Oh lettuce wraps… how we love you so. Lettuce wraps are so versatile and so tasty, not to mention very healthy! Using different types of lettuce not only provides a variety of nutrients but eliminates a lot carbs that breads and wraps have. This was our first time cooking the lettuce and having warm lettuce wraps. We decided to use kale as it has a very strong flavor plus loaded with nutrients. The kale leaves will be very soft so be careful when you are filling them. These will keep in the fridge for a few days so they are perfect to make ahead for tomorrow’s lunch. They can also be eaten cold. Makes 4 wraps
4 large kale leaves
½ cup chopped chicken, cooked
1 Tbsp cherries, diced
1 Tbsp apples, finely chopped
1 Tbsp onion, diced
1 tsp balsamic vinegar
¼ tsp sea salt
¼ tsp black pepper
- Fill a large stockpot half way with water and bring to a boil.

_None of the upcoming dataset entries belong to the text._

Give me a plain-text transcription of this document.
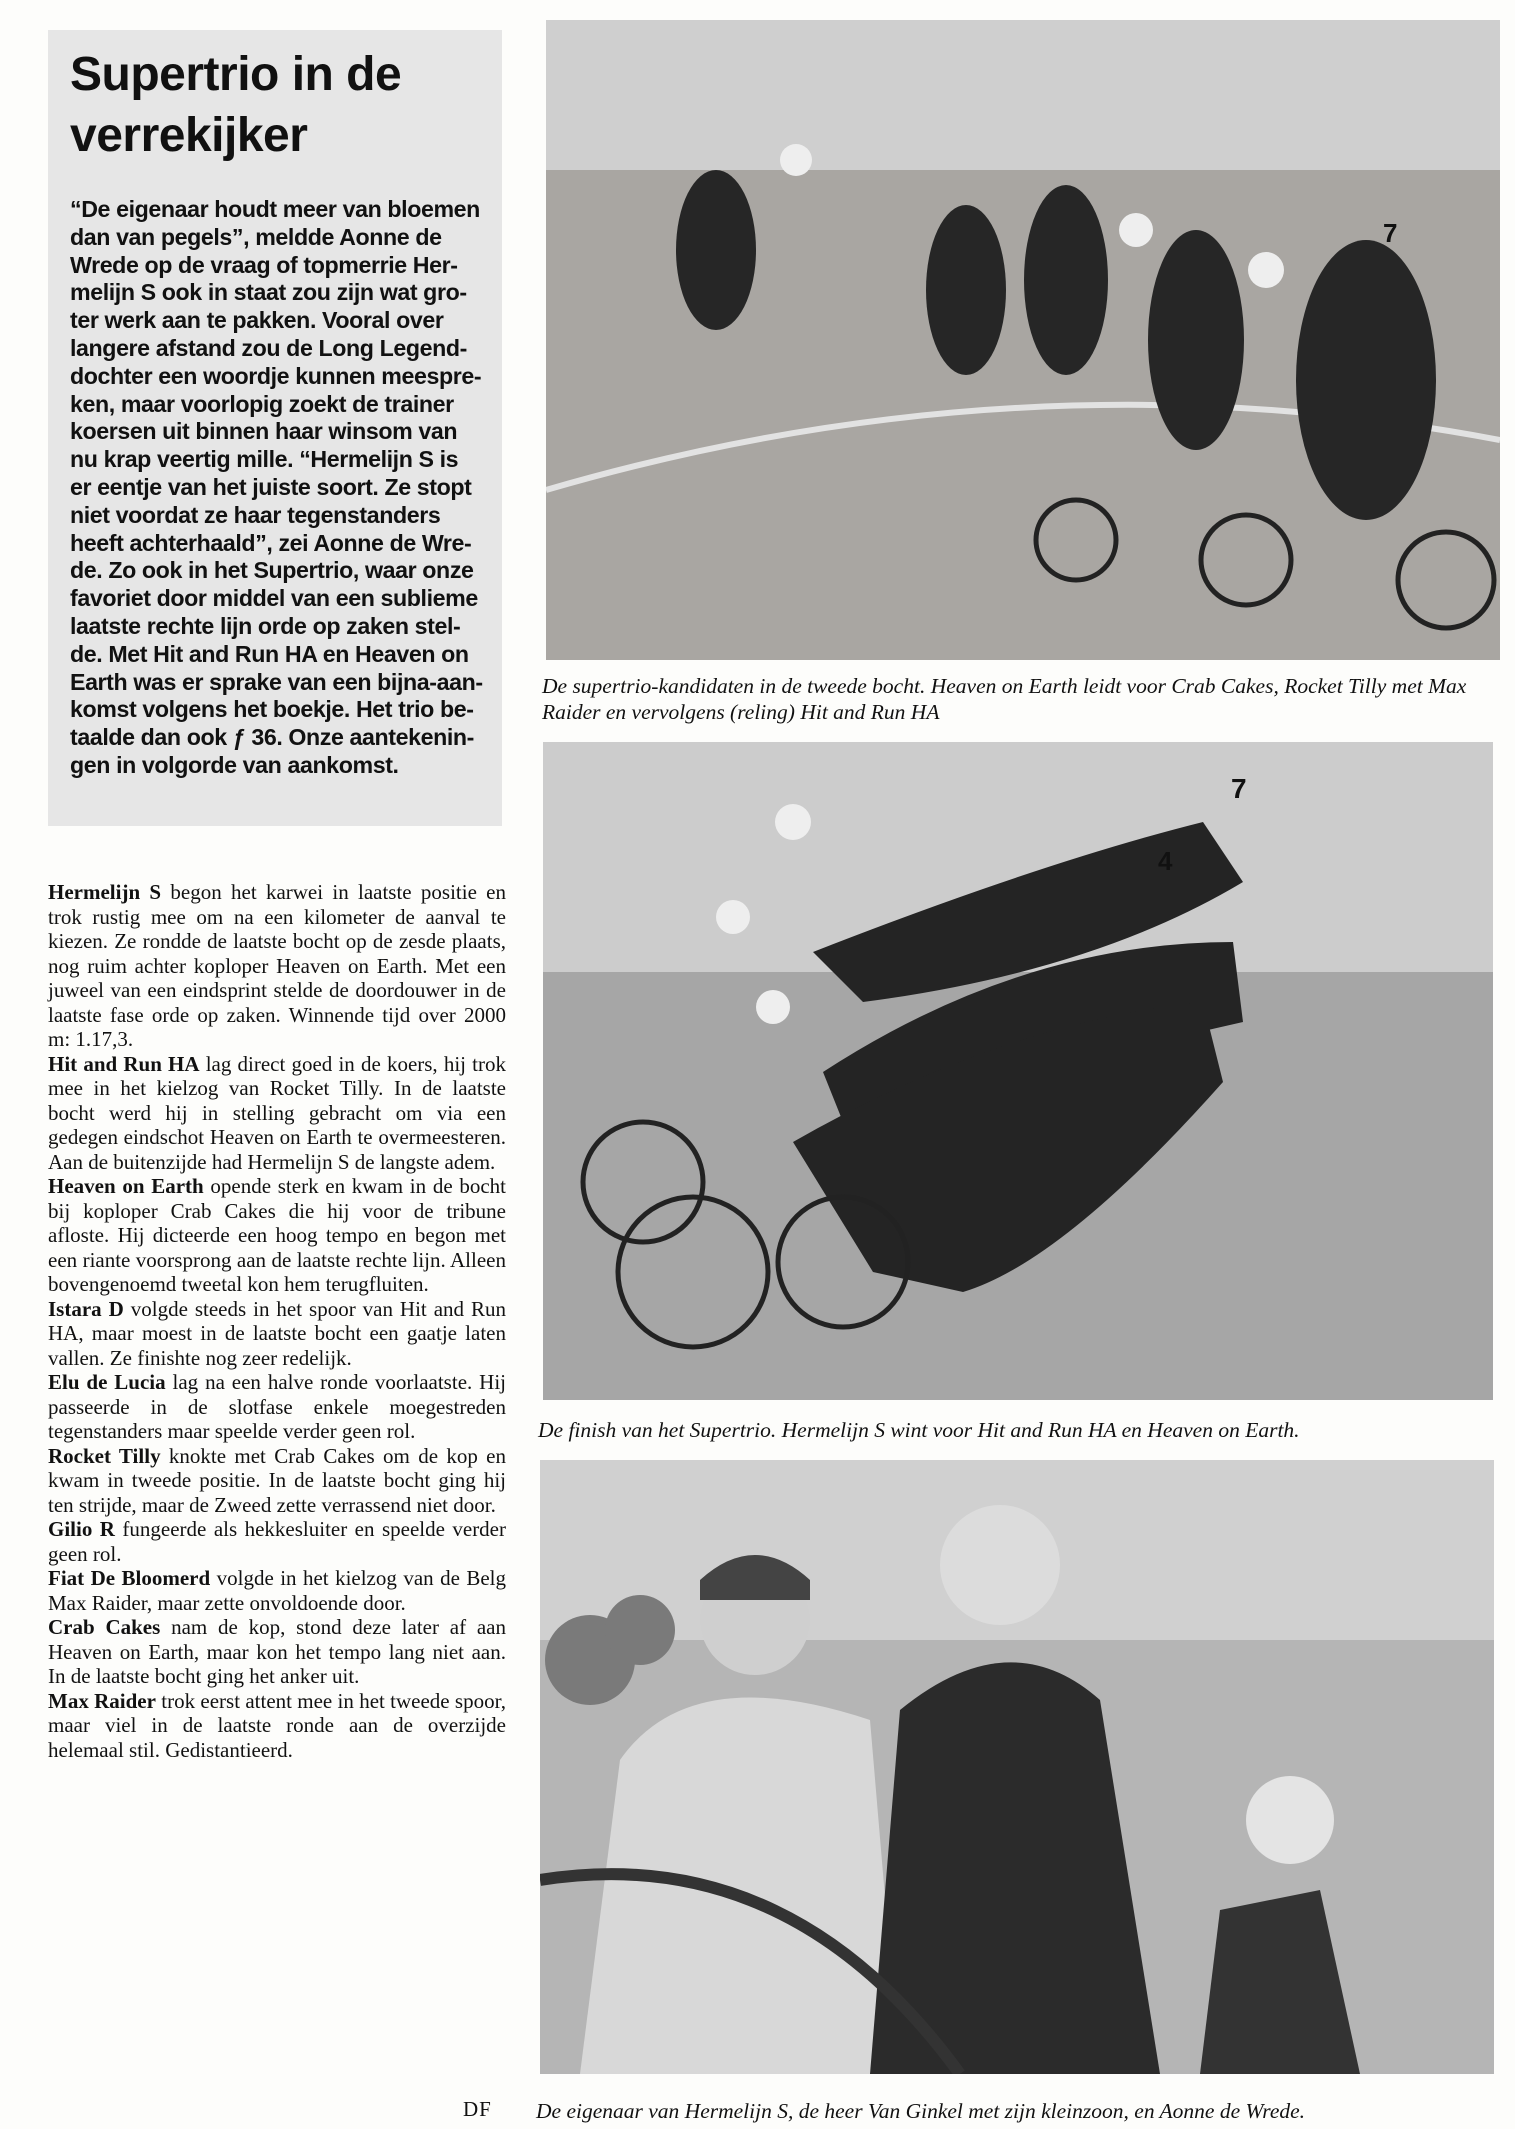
Supertrio in de verrekijker

“De eigenaar houdt meer van bloemen
dan van pegels”, meldde Aonne de
Wrede op de vraag of topmerrie Her-
melijn S ook in staat zou zijn wat gro-
ter werk aan te pakken. Vooral over
langere afstand zou de Long Legend-
dochter een woordje kunnen meespre-
ken, maar voorlopig zoekt de trainer
koersen uit binnen haar winsom van
nu krap veertig mille. “Hermelijn S is
er eentje van het juiste soort. Ze stopt
niet voordat ze haar tegenstanders
heeft achterhaald”, zei Aonne de Wre-
de. Zo ook in het Supertrio, waar onze
favoriet door middel van een sublieme
laatste rechte lijn orde op zaken stel-
de. Met Hit and Run HA en Heaven on
Earth was er sprake van een bijna-aan-
komst volgens het boekje. Het trio be-
taalde dan ook ƒ 36. Onze aantekenin-
gen in volgorde van aankomst.

Hermelijn S begon het karwei in laatste positie en trok rustig mee om na een kilometer de aanval te kiezen. Ze rondde de laatste bocht op de zesde plaats, nog ruim achter koploper Heaven on Earth. Met een juweel van een eindsprint stelde de doordouwer in de laatste fase orde op zaken. Winnende tijd over 2000 m: 1.17,3.

Hit and Run HA lag direct goed in de koers, hij trok mee in het kielzog van Rocket Tilly. In de laatste bocht werd hij in stelling gebracht om via een gedegen eindschot Heaven on Earth te overmeesteren. Aan de buitenzijde had Hermelijn S de langste adem.

Heaven on Earth opende sterk en kwam in de bocht bij koploper Crab Cakes die hij voor de tribune afloste. Hij dicteerde een hoog tempo en begon met een riante voorsprong aan de laatste rechte lijn. Alleen bovengenoemd tweetal kon hem terugfluiten.

Istara D volgde steeds in het spoor van Hit and Run HA, maar moest in de laatste bocht een gaatje laten vallen. Ze finishte nog zeer redelijk.

Elu de Lucia lag na een halve ronde voorlaatste. Hij passeerde in de slotfase enkele moegestreden tegenstanders maar speelde verder geen rol.

Rocket Tilly knokte met Crab Cakes om de kop en kwam in tweede positie. In de laatste bocht ging hij ten strijde, maar de Zweed zette verrassend niet door.

Gilio R fungeerde als hekkesluiter en speelde verder geen rol.

Fiat De Bloomerd volgde in het kielzog van de Belg Max Raider, maar zette onvoldoende door.

Crab Cakes nam de kop, stond deze later af aan Heaven on Earth, maar kon het tempo lang niet aan. In de laatste bocht ging het anker uit.

Max Raider trok eerst attent mee in het tweede spoor, maar viel in de laatste ronde aan de overzijde helemaal stil. Gedistantieerd.

7

De supertrio-kandidaten in de tweede bocht. Heaven on Earth leidt voor Crab Cakes, Rocket Tilly met Max Raider en vervolgens (reling) Hit and Run HA

7
4

De finish van het Supertrio. Hermelijn S wint voor Hit and Run HA en Heaven on Earth.

De eigenaar van Hermelijn S, de heer Van Ginkel met zijn kleinzoon, en Aonne de Wrede.

DF
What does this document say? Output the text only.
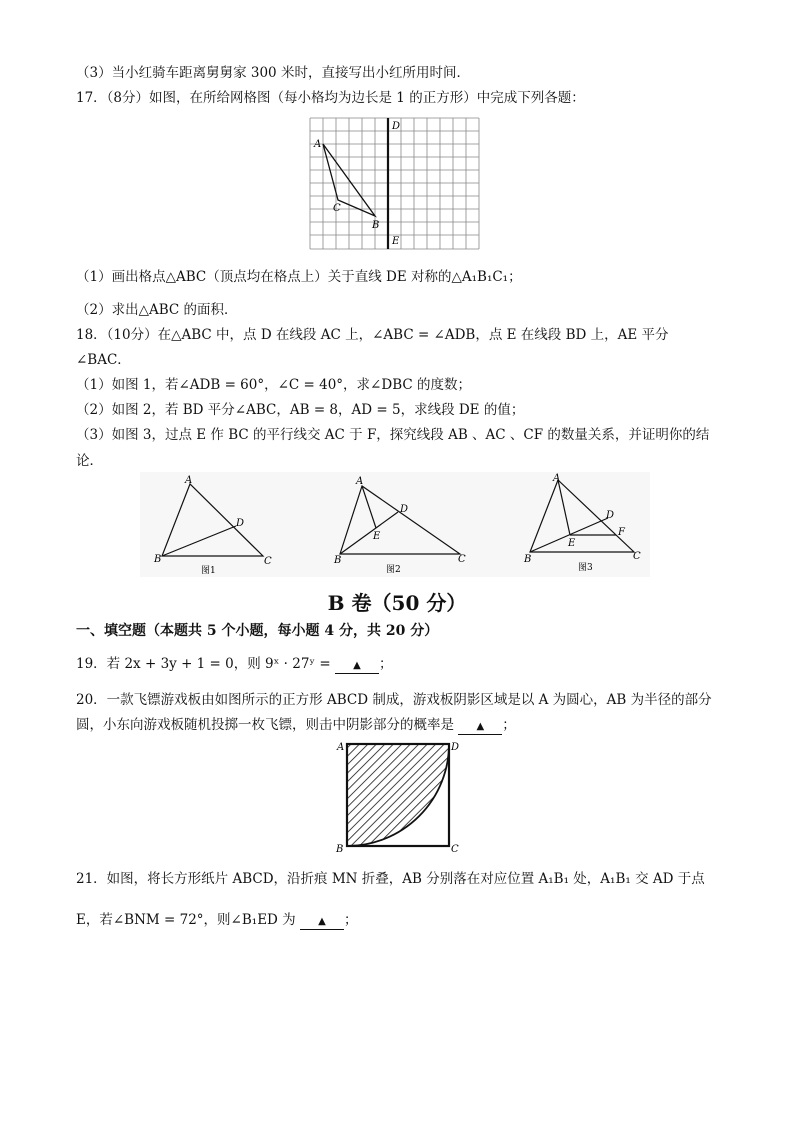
（3）当小红骑车距离舅舅家 300 米时，直接写出小红所用时间．
17．（8分）如图，在所给网格图（每小格均为边长是 1 的正方形）中完成下列各题：
A
B
C
D
E
（1）画出格点△ABC（顶点均在格点上）关于直线 DE 对称的△A₁B₁C₁；
（2）求出△ABC 的面积．
18．（10分）在△ABC 中，点 D 在线段 AC 上，∠ABC = ∠ADB，点 E 在线段 BD 上，AE 平分
∠BAC．
（1）如图 1，若∠ADB = 60°，∠C = 40°，求∠DBC 的度数；
（2）如图 2，若 BD 平分∠ABC，AB = 8，AD = 5，求线段 DE 的值；
（3）如图 3，过点 E 作 BC 的平行线交 AC 于 F，探究线段 AB 、AC 、CF 的数量关系，并证明你的结
论．
A
B	C
D
图1
A
B	C
D
E
图2
A
B	C
D
E
F
图3
B 卷（50 分）
一、填空题（本题共 5 个小题，每小题 4 分，共 20 分）
19．若 2x + 3y + 1 = 0，则 9ˣ · 27ʸ = ▲ ；
20．一款飞镖游戏板由如图所示的正方形 ABCD 制成，游戏板阴影区域是以 A 为圆心，AB 为半径的部分
圆，小东向游戏板随机投掷一枚飞镖，则击中阴影部分的概率是 ▲ ；
A
B	C
D
21．如图，将长方形纸片 ABCD，沿折痕 MN 折叠，AB 分别落在对应位置 A₁B₁ 处，A₁B₁ 交 AD 于点
E，若∠BNM = 72°，则∠B₁ED 为 ▲ ；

Add in whole kale leaves and cook until soft, but still slightly tender. You don’t want them to fall apart while pulling them out.
- While kale is cooking, combine remaining ingredients in a small bowl and mix together.
- Gently remove kale leaves from water and fill with ¼ of the chicken mixture.
- Carefully roll up kale and secure with toothpick if desired. Sprinkle rolled wraps with additional salt and pepper if desired.